His point is mainly in this sentence "hold less expected value cards for a higher chance of the big hit", my understanding is he intended to say the return rate of holding only royal cards while other hands get paid as well. Otherwise the statement is completely meaningless.
You will, inevitably, hit some lower paying hands as well, but hardly enough of them to cover that $28,000 shortfall.
I wasn't thinking very clearly when I said that, since the lower paying hands would be zero. So, just under $29000 coinin gets you a total of $1000 back. That is a return of around 3% of your total coinin, but it's not a profit of 3%, it's a 97% loss.
Join the not thinking very clearly sometimes club. The only consolation is we have already forgotten what most will ever learn and still retain more than what most will ever learn. Guess I am referring to the huge segment of society that couldn't tell you who the vp is, but they know who is dating who or who dumped who in Hollywood.
I was curious to see what is the royal flush cycle for jacks and better if the only pay table win was a royal flush?
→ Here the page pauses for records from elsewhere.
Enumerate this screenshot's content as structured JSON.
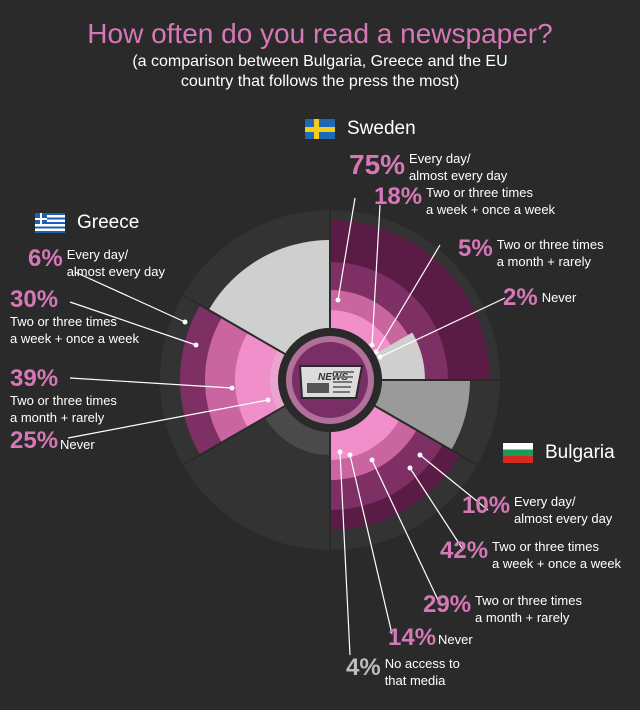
{
  "title": "How often do you read a newspaper?",
  "subtitle_line1": "(a comparison between Bulgaria, Greece and the EU",
  "subtitle_line2": "country that follows the press the most)",
  "center_icon_text": "NEWS",
  "colors": {
    "accent": "#d678b7",
    "ring1": "#f08fc9",
    "ring2": "#c9659f",
    "ring3": "#7e2f63",
    "ring4": "#5a1c45",
    "grey1": "#cfcfcf",
    "grey2": "#9a9a9a",
    "grey3": "#4a4a4a"
  },
  "chart_data": {
    "type": "radial",
    "countries": [
      {
        "name": "Sweden",
        "flag": "sweden-flag",
        "values": [
          {
            "pct": "75%",
            "label1": "Every day/",
            "label2": "almost every day"
          },
          {
            "pct": "18%",
            "label1": "Two or three times",
            "label2": "a week + once a week"
          },
          {
            "pct": "5%",
            "label1": "Two or three times",
            "label2": "a month + rarely"
          },
          {
            "pct": "2%",
            "label1": "Never",
            "label2": ""
          }
        ]
      },
      {
        "name": "Greece",
        "flag": "greece-flag",
        "values": [
          {
            "pct": "6%",
            "label1": "Every day/",
            "label2": "almost every day"
          },
          {
            "pct": "30%",
            "label1": "Two or three times",
            "label2": "a week + once a week"
          },
          {
            "pct": "39%",
            "label1": "Two or three times",
            "label2": "a month + rarely"
          },
          {
            "pct": "25%",
            "label1": "Never",
            "label2": ""
          }
        ]
      },
      {
        "name": "Bulgaria",
        "flag": "bulgaria-flag",
        "values": [
          {
            "pct": "10%",
            "label1": "Every day/",
            "label2": "almost every day"
          },
          {
            "pct": "42%",
            "label1": "Two or three times",
            "label2": "a week + once a week"
          },
          {
            "pct": "29%",
            "label1": "Two or three times",
            "label2": "a month + rarely"
          },
          {
            "pct": "14%",
            "label1": "Never",
            "label2": ""
          },
          {
            "pct": "4%",
            "label1": "No access to",
            "label2": "that media"
          }
        ]
      }
    ]
  }
}
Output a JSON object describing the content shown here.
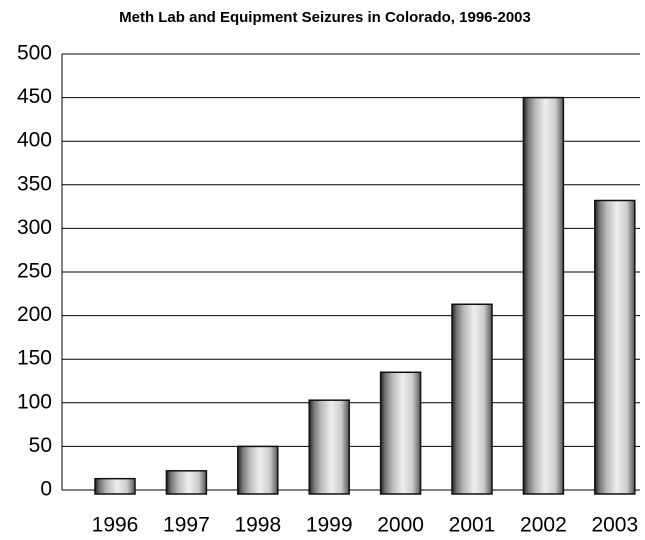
{
  "chart_data": {
    "type": "bar",
    "title": "Meth Lab and Equipment Seizures in Colorado, 1996-2003",
    "categories": [
      "1996",
      "1997",
      "1998",
      "1999",
      "2000",
      "2001",
      "2002",
      "2003"
    ],
    "values": [
      13,
      22,
      50,
      103,
      135,
      213,
      450,
      332
    ],
    "color": "#d8d8d8",
    "ylim": [
      0,
      500
    ],
    "yticks": [
      0,
      50,
      100,
      150,
      200,
      250,
      300,
      350,
      400,
      450,
      500
    ],
    "grid": true
  }
}
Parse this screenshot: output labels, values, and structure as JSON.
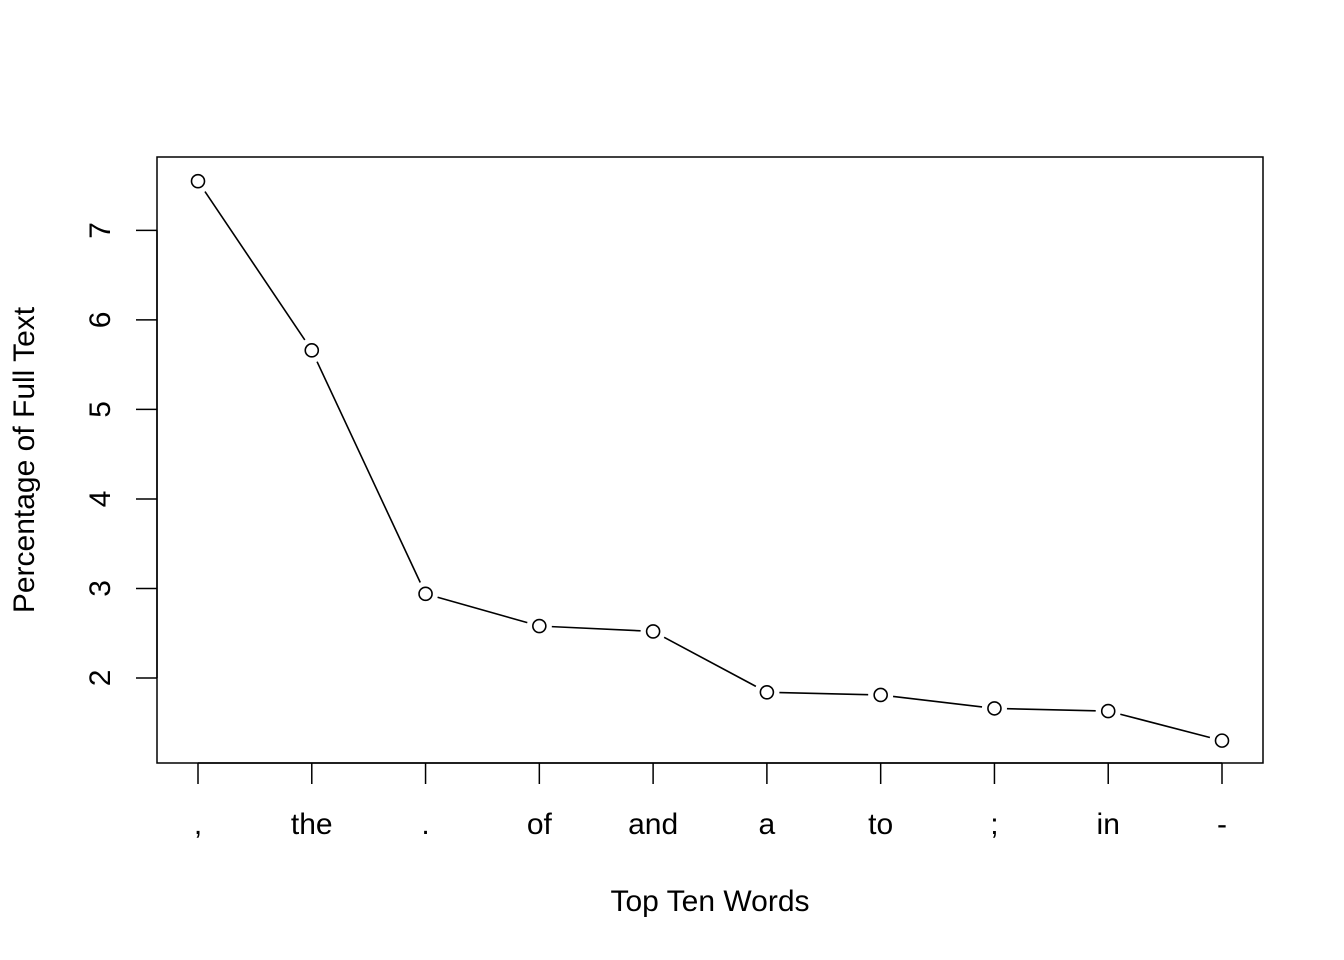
{
  "chart_data": {
    "type": "line",
    "title": "",
    "xlabel": "Top Ten Words",
    "ylabel": "Percentage of Full Text",
    "categories": [
      ",",
      "the",
      ".",
      "of",
      "and",
      "a",
      "to",
      ";",
      "in",
      "-"
    ],
    "series": [
      {
        "values": [
          7.55,
          5.66,
          2.94,
          2.58,
          2.52,
          1.84,
          1.81,
          1.66,
          1.63,
          1.3
        ]
      }
    ],
    "yticks": [
      2,
      3,
      4,
      5,
      6,
      7
    ],
    "ylim": [
      1.05,
      7.82
    ],
    "grid": false,
    "legend": "none",
    "marker": "open-circle",
    "line_color": "#000000"
  }
}
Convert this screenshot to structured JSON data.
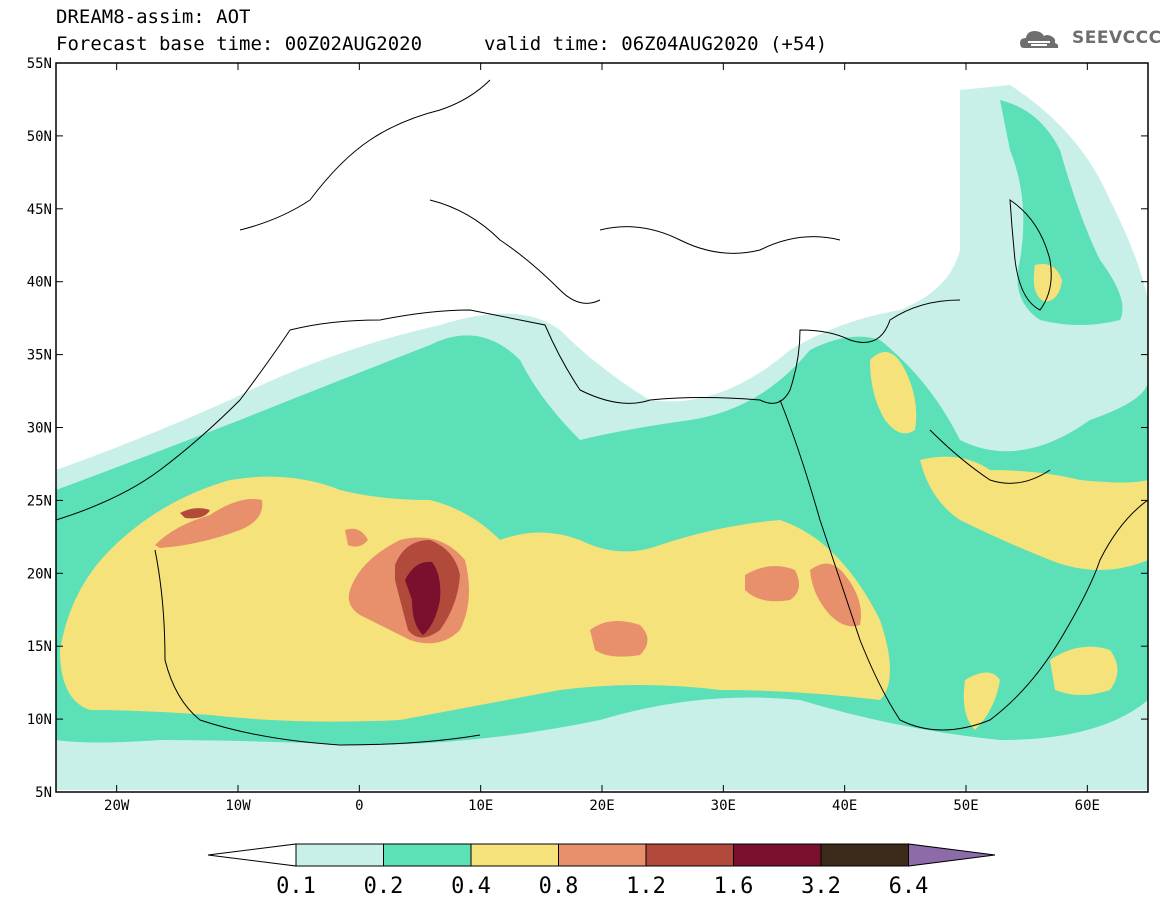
{
  "header": {
    "title": "DREAM8-assim: AOT",
    "base_time": "Forecast base time: 00Z02AUG2020",
    "valid_time": "valid time: 06Z04AUG2020 (+54)",
    "logo_text": "SEEVCCC",
    "logo_icon": "cloud-icon"
  },
  "map": {
    "type": "filled-contour-map",
    "lon_range": [
      -25,
      65
    ],
    "lat_range": [
      5,
      55
    ],
    "lat_labels": [
      "55N",
      "50N",
      "45N",
      "40N",
      "35N",
      "30N",
      "25N",
      "20N",
      "15N",
      "10N",
      "5N"
    ],
    "lon_labels": [
      "20W",
      "10W",
      "0",
      "10E",
      "20E",
      "30E",
      "40E",
      "50E",
      "60E"
    ]
  },
  "colorbar": {
    "labels": [
      "0.1",
      "0.2",
      "0.4",
      "0.8",
      "1.2",
      "1.6",
      "3.2",
      "6.4"
    ],
    "colors": [
      "#ffffff",
      "#c8f0e8",
      "#5ce0b8",
      "#f5e27a",
      "#e88f6c",
      "#b24a3c",
      "#7a0f2e",
      "#3a2a1a",
      "#8c6ba8"
    ]
  }
}
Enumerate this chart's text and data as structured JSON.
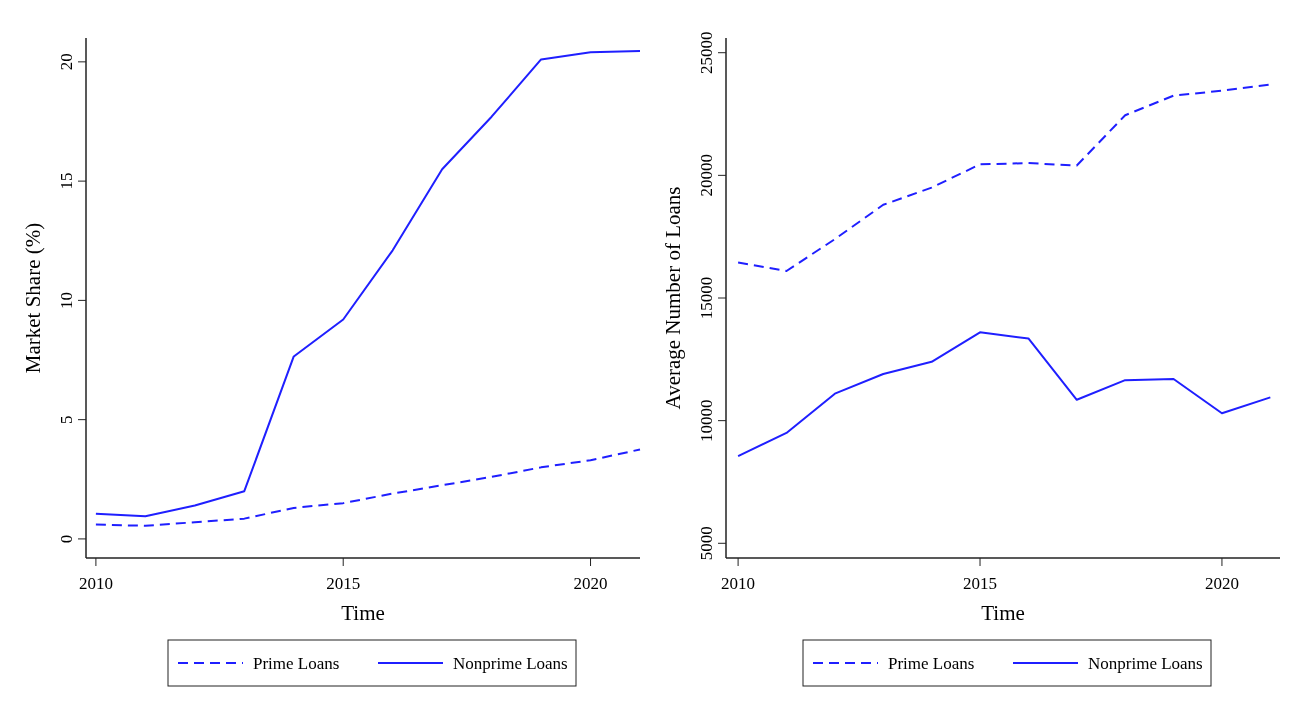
{
  "chart_data": [
    {
      "type": "line",
      "xlabel": "Time",
      "ylabel": "Market Share (%)",
      "x": [
        2010,
        2011,
        2012,
        2013,
        2014,
        2015,
        2016,
        2017,
        2018,
        2019,
        2020,
        2021
      ],
      "xlim": [
        2009.8,
        2021
      ],
      "xticks": [
        2010,
        2015,
        2020
      ],
      "ylim": [
        -0.8,
        21
      ],
      "yticks": [
        0,
        5,
        10,
        15,
        20
      ],
      "grid": false,
      "legend": "bottom",
      "series": [
        {
          "name": "Prime Loans",
          "color": "#1f1fff",
          "line_style": "dashed",
          "values": [
            0.6,
            0.55,
            0.7,
            0.85,
            1.3,
            1.5,
            1.9,
            2.25,
            2.6,
            3.0,
            3.3,
            3.75
          ]
        },
        {
          "name": "Nonprime Loans",
          "color": "#1f1fff",
          "line_style": "solid",
          "values": [
            1.05,
            0.95,
            1.4,
            2.0,
            7.65,
            9.2,
            12.1,
            15.5,
            17.7,
            20.1,
            20.4,
            20.45
          ]
        }
      ]
    },
    {
      "type": "line",
      "xlabel": "Time",
      "ylabel": "Average Number of Loans",
      "x": [
        2010,
        2011,
        2012,
        2013,
        2014,
        2015,
        2016,
        2017,
        2018,
        2019,
        2020,
        2021
      ],
      "xlim": [
        2009.75,
        2021.2
      ],
      "xticks": [
        2010,
        2015,
        2020
      ],
      "ylim": [
        4400,
        25600
      ],
      "yticks": [
        5000,
        10000,
        15000,
        20000,
        25000
      ],
      "grid": false,
      "legend": "bottom",
      "series": [
        {
          "name": "Prime Loans",
          "color": "#1f1fff",
          "line_style": "dashed",
          "values": [
            16450,
            16100,
            17400,
            18800,
            19500,
            20450,
            20500,
            20400,
            22450,
            23250,
            23450,
            23700
          ]
        },
        {
          "name": "Nonprime Loans",
          "color": "#1f1fff",
          "line_style": "solid",
          "values": [
            8550,
            9500,
            11100,
            11900,
            12400,
            13600,
            13350,
            10850,
            11650,
            11700,
            10300,
            10950
          ]
        }
      ]
    }
  ]
}
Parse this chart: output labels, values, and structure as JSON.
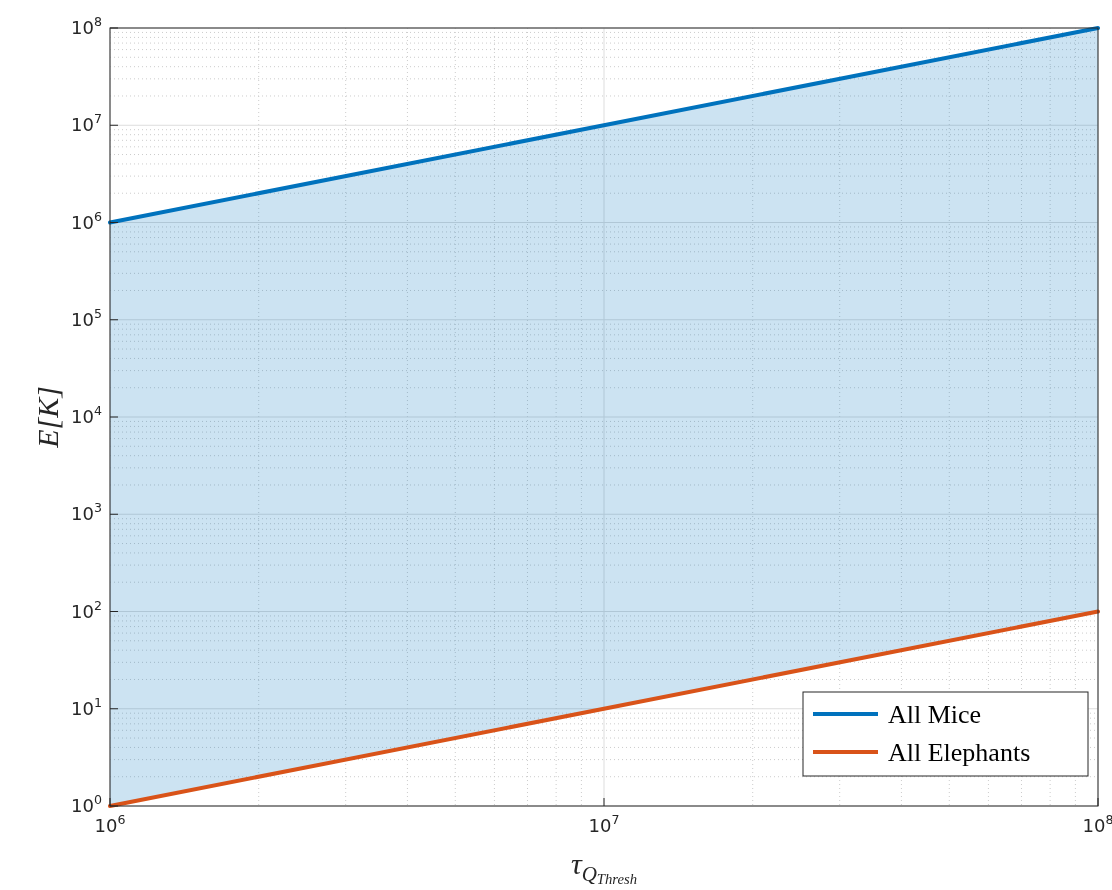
{
  "chart_data": {
    "type": "line",
    "xlabel": "τ$_{Q}$$_{Thresh}$",
    "ylabel": "E[K]",
    "log": "xy",
    "grid": true,
    "legend": "bottom right",
    "line_style": "solid",
    "marker": "none",
    "x": [
      1000000,
      100000000
    ],
    "series": [
      {
        "name": "All Mice",
        "color": "#0072bd",
        "values": [
          1000000,
          100000000
        ],
        "lower": [
          1,
          100
        ],
        "upper": [
          1000000,
          100000000
        ]
      },
      {
        "name": "All Elephants",
        "color": "#d95319",
        "values": [
          1,
          100
        ]
      }
    ],
    "xlim": [
      1000000,
      100000000
    ],
    "xticks": [
      {
        "value": 1000000,
        "label": "10$^{6}$"
      },
      {
        "value": 10000000,
        "label": "10$^{7}$"
      },
      {
        "value": 100000000,
        "label": "10$^{8}$"
      }
    ],
    "ylim": [
      1,
      100000000
    ],
    "yticks": [
      {
        "value": 1,
        "label": "10$^{0}$"
      },
      {
        "value": 10,
        "label": "10$^{1}$"
      },
      {
        "value": 100,
        "label": "10$^{2}$"
      },
      {
        "value": 1000,
        "label": "10$^{3}$"
      },
      {
        "value": 10000,
        "label": "10$^{4}$"
      },
      {
        "value": 100000,
        "label": "10$^{5}$"
      },
      {
        "value": 1000000,
        "label": "10$^{6}$"
      },
      {
        "value": 10000000,
        "label": "10$^{7}$"
      },
      {
        "value": 100000000,
        "label": "10$^{8}$"
      }
    ]
  }
}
That is you only won on the royal flush and nothing else (no point in holding anything other than 10, J, K, Q, A suited. I am asking because sometimes people hold less expected value cards for a higher chance of the big hit, and if you go to the extreme with a royal flush only pays paytable, how much more often will it show up?
For sure! And, the royal cycle answer is straightforward. But, in the second post, there was the comment about the 3% payback, and I possibly misinterpreted it to mean "how could it be that good?', when it didn't mean to suggest that at all.